九叔的目光仍是盯著僵屍,看著僵屍在地上猶如一條離開水的鹹魚一般,無力掙扎。
“啊!”
任老爺嚇了一跳,下意識的跳開數步:“九叔,那你還不趕快補上。”
“這件事需要征得你的同意,任老爺,這個僵屍是令尊變成的。”
“爺爺?!
爹,這是怎麽回事!?”
“爹也不知道啊!”任老爺慌亂道:“九叔,你給我拿個主意吧。”
“真要我拿主意,那就就地火化!”
“火化?!”任老爺茫然:“那就火化吧。”
九叔默然,又從背包裡取出一張朱砂寫就的符籙,劍指一指,靈性就從手中射出,靈符赫然一遍,恍若有了生命。

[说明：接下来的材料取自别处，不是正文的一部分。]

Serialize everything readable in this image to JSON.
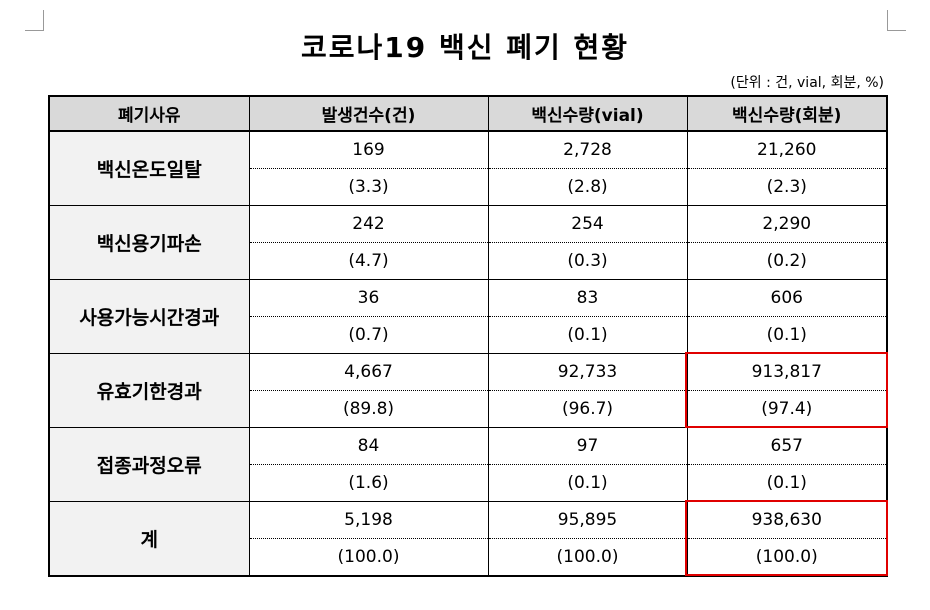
{
  "header": {
    "title": "코로나19 백신 폐기 현황",
    "unit": "(단위 : 건, vial, 회분, %)"
  },
  "table": {
    "columns": [
      "폐기사유",
      "발생건수(건)",
      "백신수량(vial)",
      "백신수량(회분)"
    ],
    "rows": [
      {
        "label": "백신온도일탈",
        "values": [
          "169",
          "2,728",
          "21,260"
        ],
        "shares": [
          "(3.3)",
          "(2.8)",
          "(2.3)"
        ]
      },
      {
        "label": "백신용기파손",
        "values": [
          "242",
          "254",
          "2,290"
        ],
        "shares": [
          "(4.7)",
          "(0.3)",
          "(0.2)"
        ]
      },
      {
        "label": "사용가능시간경과",
        "values": [
          "36",
          "83",
          "606"
        ],
        "shares": [
          "(0.7)",
          "(0.1)",
          "(0.1)"
        ]
      },
      {
        "label": "유효기한경과",
        "values": [
          "4,667",
          "92,733",
          "913,817"
        ],
        "shares": [
          "(89.8)",
          "(96.7)",
          "(97.4)"
        ]
      },
      {
        "label": "접종과정오류",
        "values": [
          "84",
          "97",
          "657"
        ],
        "shares": [
          "(1.6)",
          "(0.1)",
          "(0.1)"
        ]
      },
      {
        "label": "계",
        "values": [
          "5,198",
          "95,895",
          "938,630"
        ],
        "shares": [
          "(100.0)",
          "(100.0)",
          "(100.0)"
        ]
      }
    ]
  }
}
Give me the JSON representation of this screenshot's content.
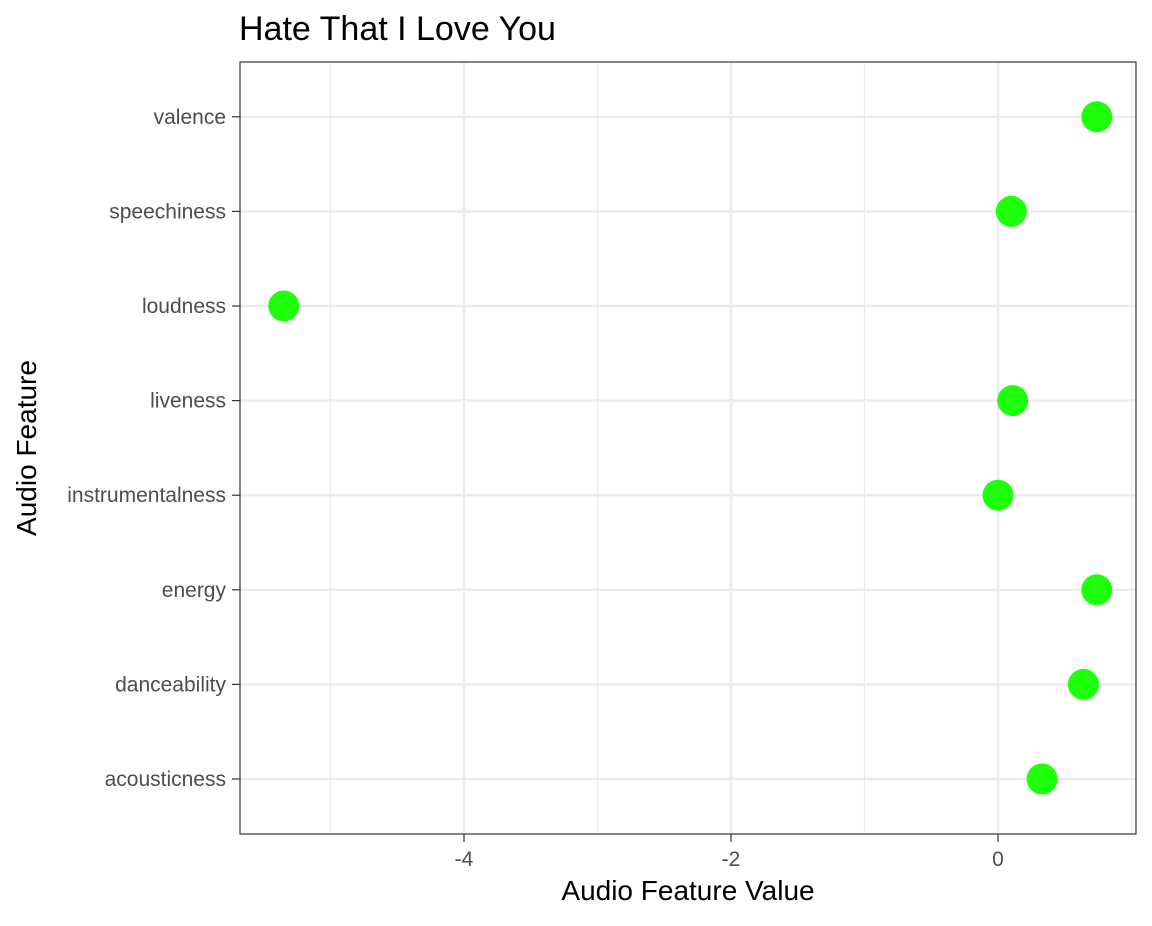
{
  "chart_data": {
    "type": "scatter",
    "title": "Hate That I Love You",
    "xlabel": "Audio Feature Value",
    "ylabel": "Audio Feature",
    "xlim": [
      -5.65,
      1.04
    ],
    "x_ticks": [
      -4,
      -2,
      0
    ],
    "x_tick_labels": [
      "-4",
      "-2",
      "0"
    ],
    "x_minor_gridlines": [
      -5,
      -3,
      -1,
      1
    ],
    "categories": [
      "acousticness",
      "danceability",
      "energy",
      "instrumentalness",
      "liveness",
      "loudness",
      "speechiness",
      "valence"
    ],
    "values": [
      0.33,
      0.64,
      0.74,
      0.0,
      0.11,
      -5.35,
      0.1,
      0.74
    ],
    "point_color": "#1eff0b",
    "grid": true,
    "legend": "none"
  }
}
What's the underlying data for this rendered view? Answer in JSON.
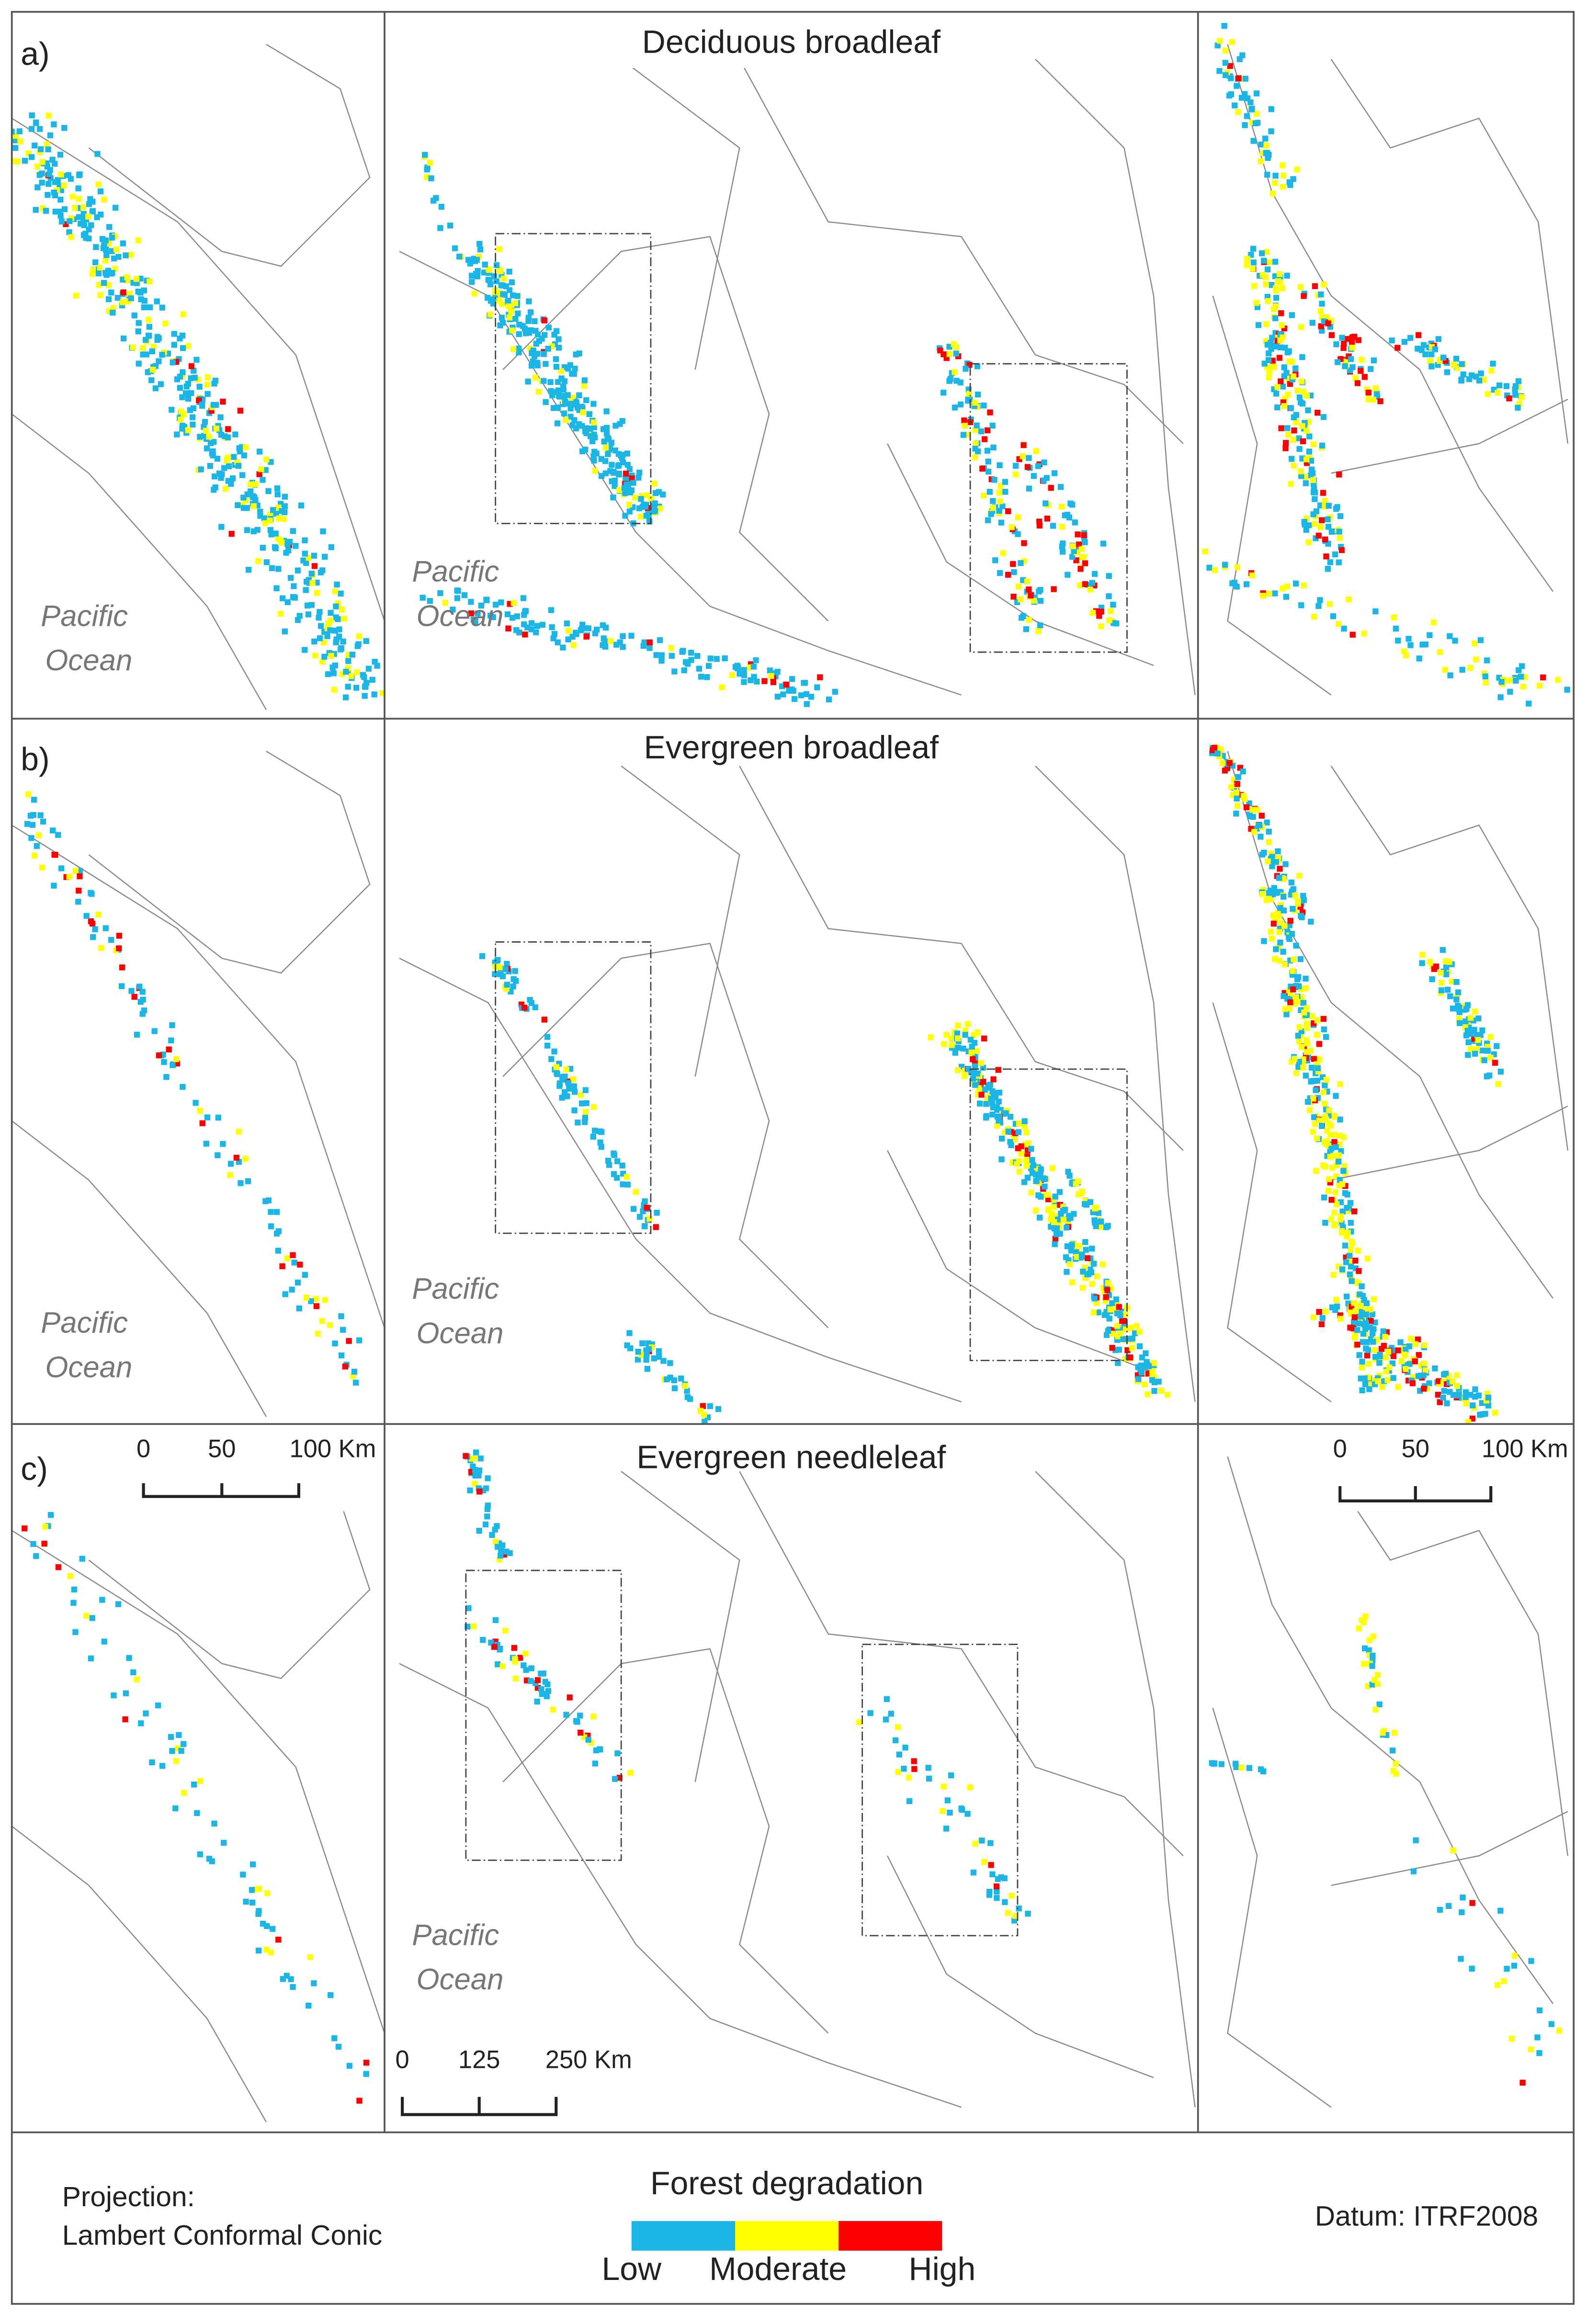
{
  "panels": [
    {
      "label": "a)",
      "title": "Deciduous broadleaf",
      "ocean_left": [
        "Pacific",
        "Ocean"
      ],
      "ocean_center": [
        "Pacific",
        "Ocean"
      ]
    },
    {
      "label": "b)",
      "title": "Evergreen broadleaf",
      "ocean_left": [
        "Pacific",
        "Ocean"
      ],
      "ocean_center": [
        "Pacific",
        "Ocean"
      ]
    },
    {
      "label": "c)",
      "title": "Evergreen needleleaf",
      "ocean_center": [
        "Pacific",
        "Ocean"
      ]
    }
  ],
  "scale_bars": [
    {
      "labels": [
        "0",
        "50",
        "100 Km"
      ]
    },
    {
      "labels": [
        "0",
        "125",
        "250 Km"
      ]
    },
    {
      "labels": [
        "0",
        "50",
        "100 Km"
      ]
    }
  ],
  "legend": {
    "projection_label": "Projection:",
    "projection": "Lambert Conformal Conic",
    "title": "Forest degradation",
    "classes": [
      "Low",
      "Moderate",
      "High"
    ],
    "colors": [
      "#1cb6e6",
      "#ffff00",
      "#ff0000"
    ],
    "datum": "Datum: ITRF2008"
  }
}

九叔再將靈符往僵屍身上一拋,只聽“轟”的一聲,火焰熊熊燃起,照亮了一地黑暗。
看著火光,任老爺心中卻不知從何處生出的一股心酸填滿肺腑,熱淚登時湧上眼腺,只是哭不出來罷了。
但任婷婷卻是哭的梨花帶雨,破惹人憐。